特許権の故意侵害に対する損害賠償額の増額に関する判例
1.判決の概要
2024年10月31日に宣告された特許法院2023ナ11276判決は、故意的な特許侵害に対して、特許法第128条第8項により2倍の増額賠償(懲罰的損害賠償)を認定した判例である。
2.主要争点及び判決要旨
1)附則第3条の解釈
侵害行為が法施行日(2019年7月9日)前に開始されたとしても、施行日以降も侵害が継続されていれば、その部分については増額賠償が可能であると判示した。
2)故意性の判断
法院は、被告が特許権者の特許の存在を認識していたにもかかわらず次のような状況により侵害行為を継続した点を総合して、故意性を認定した。
(1)被告は、侵害行為前に原告との取引関係を通じて当該特許の存在を知っていた。
(2)被告は、原告から特許侵害中断の要請を受けたにもかかわらずそれに応じることなく侵害を持続した。
(3)被告の提起した特許無効審判及び権利範囲確認審判が棄却された後も、侵害行為を中断しなかった。
(4)被告は侵害についての法律的検討を行うことなく製品を継続して生産・販売したという点で確定的あるいは未必の故意があったと判断した。

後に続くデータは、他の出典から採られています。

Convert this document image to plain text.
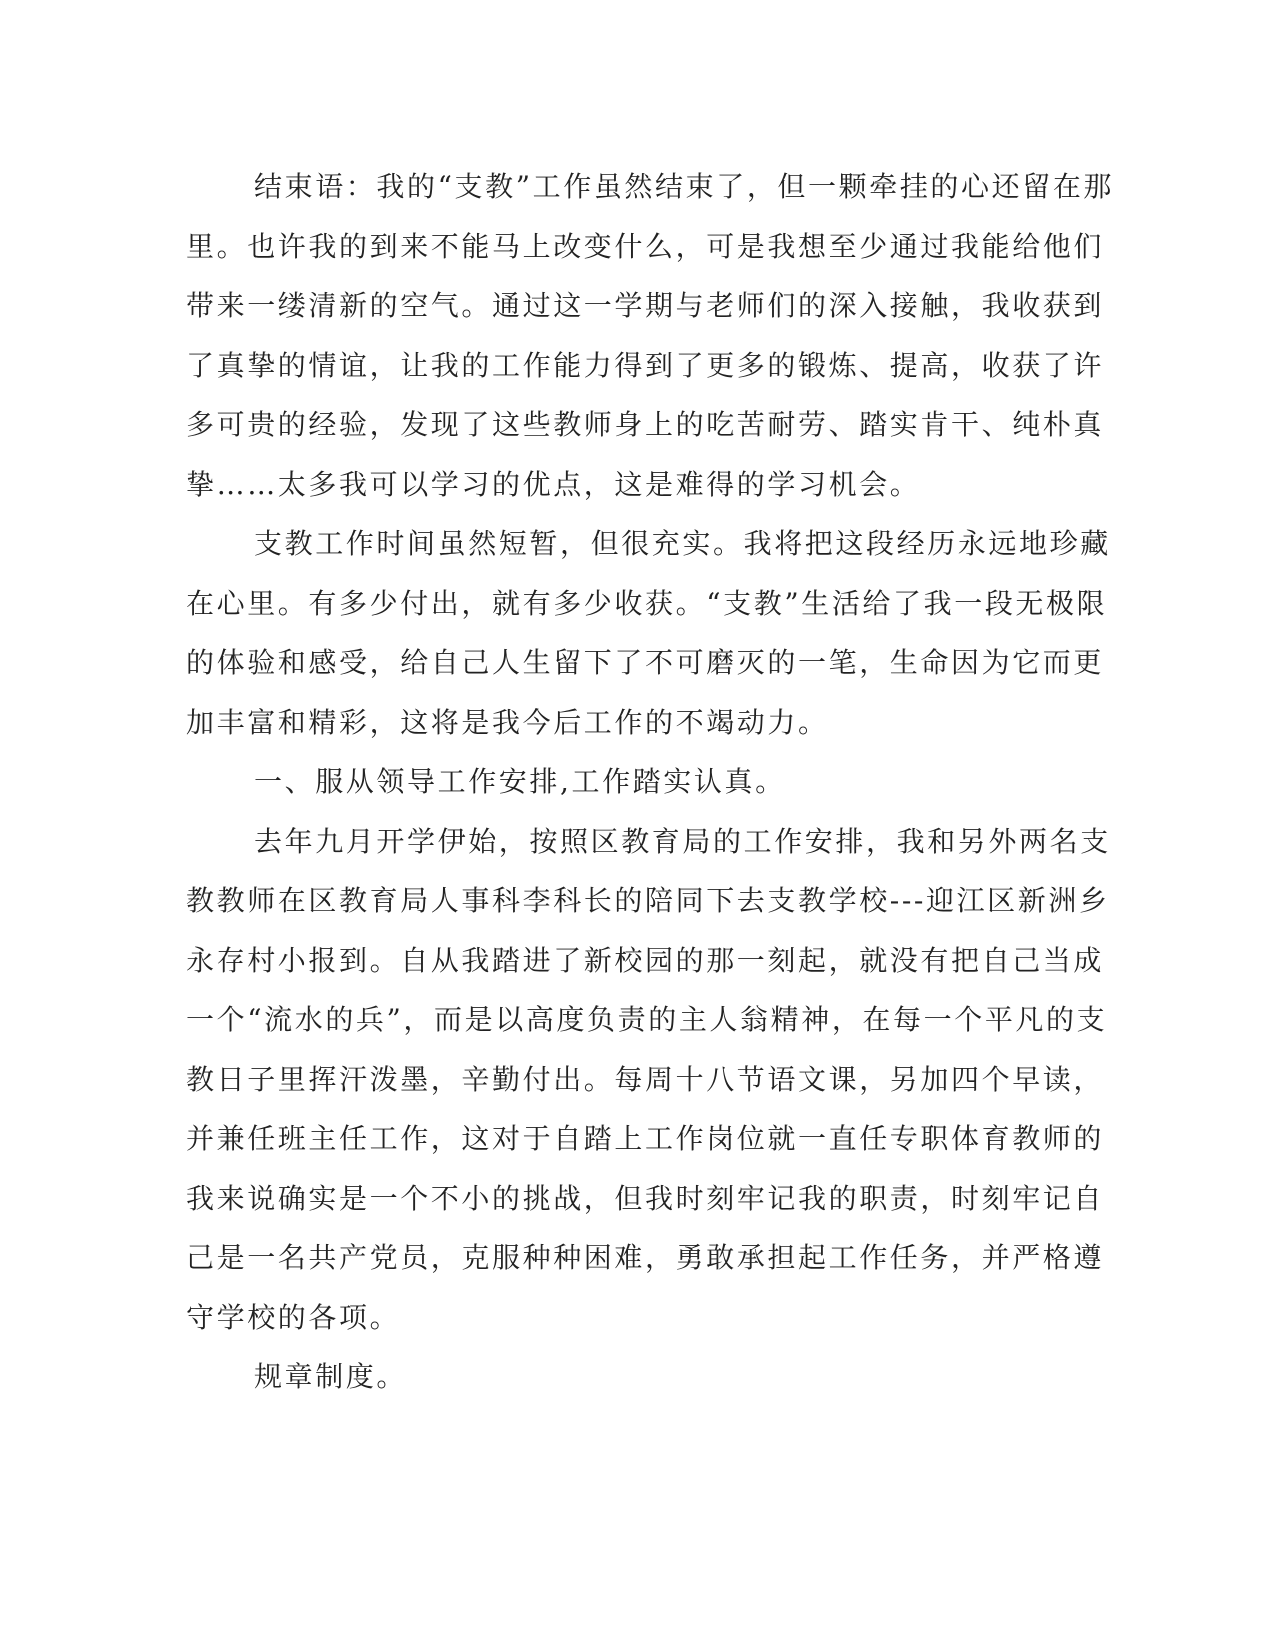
结束语：我的“支教”工作虽然结束了，但一颗牵挂的心还留在那
里。也许我的到来不能马上改变什么，可是我想至少通过我能给他们
带来一缕清新的空气。通过这一学期与老师们的深入接触，我收获到
了真挚的情谊，让我的工作能力得到了更多的锻炼、提高，收获了许
多可贵的经验，发现了这些教师身上的吃苦耐劳、踏实肯干、纯朴真
挚……太多我可以学习的优点，这是难得的学习机会。

支教工作时间虽然短暂，但很充实。我将把这段经历永远地珍藏
在心里。有多少付出，就有多少收获。“支教”生活给了我一段无极限
的体验和感受，给自己人生留下了不可磨灭的一笔，生命因为它而更
加丰富和精彩，这将是我今后工作的不竭动力。

一、服从领导工作安排,工作踏实认真。

去年九月开学伊始，按照区教育局的工作安排，我和另外两名支
教教师在区教育局人事科李科长的陪同下去支教学校---迎江区新洲乡
永存村小报到。自从我踏进了新校园的那一刻起，就没有把自己当成
一个“流水的兵”，而是以高度负责的主人翁精神，在每一个平凡的支
教日子里挥汗泼墨，辛勤付出。每周十八节语文课，另加四个早读，
并兼任班主任工作，这对于自踏上工作岗位就一直任专职体育教师的
我来说确实是一个不小的挑战，但我时刻牢记我的职责，时刻牢记自
己是一名共产党员，克服种种困难，勇敢承担起工作任务，并严格遵
守学校的各项。

规章制度。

このような一連の状況は、単なる過失を超えた意図的行為として評価され、被告の提出した弁理士意見書も、故意性を否定する根拠として受け入れられなかった。
3)損害額の算定
故意侵害期間損害額約8,793万ウォンに対して2倍(1億7,585万ウォン)の増額が適用され、全体の損害賠償額は約8億5,066万ウォンと算定された。
3.増額賠償の判断基準
法院は、被告が取引関係の側面及び経済的側面において原告に対して優越的地位にあった点(第1号)、被告が「確定的な故意」をもって侵害行為をした点(第2号)、被告が得た経済的利益が少なくなかった点(第4号)、本件侵害行為が長期間にわたりなされその回数も多い点(第5号)、被告の財産状態(第7号)、及び被告が被害救済のために十分な努力をしなかった点(第8号)等を理由に、増額賠償の程度を2倍に定めた。
4.実務的示唆点
1)権利者側
損害賠償額の増額を最大化するためには、侵害事実を認識した後直ちに警告書の送付や交渉進行記録の確保等、故意性を立証する資料を蓄積する必要がある。
2)侵害者側
侵害の疑いがある場合には、直ちに法律諮問を受け、回避設計や実施権交渉等の積極的な対応が求められる。単に無効意見書に依存するのは、故意性を否定する根拠とはなりにくい。
5.結論
2023ナ11276判決は、故意的特許侵害に対する実効的制裁手段としての増額賠償制度の適用範囲を広げ、実務上の故意の判断及び損害算定に関する具体的な基準を提示した判例である。特許法改正で最大5倍までの賠償が可能となっただけに、今後、類似事例において本判決の影響力はさらに拡大していくと予想される。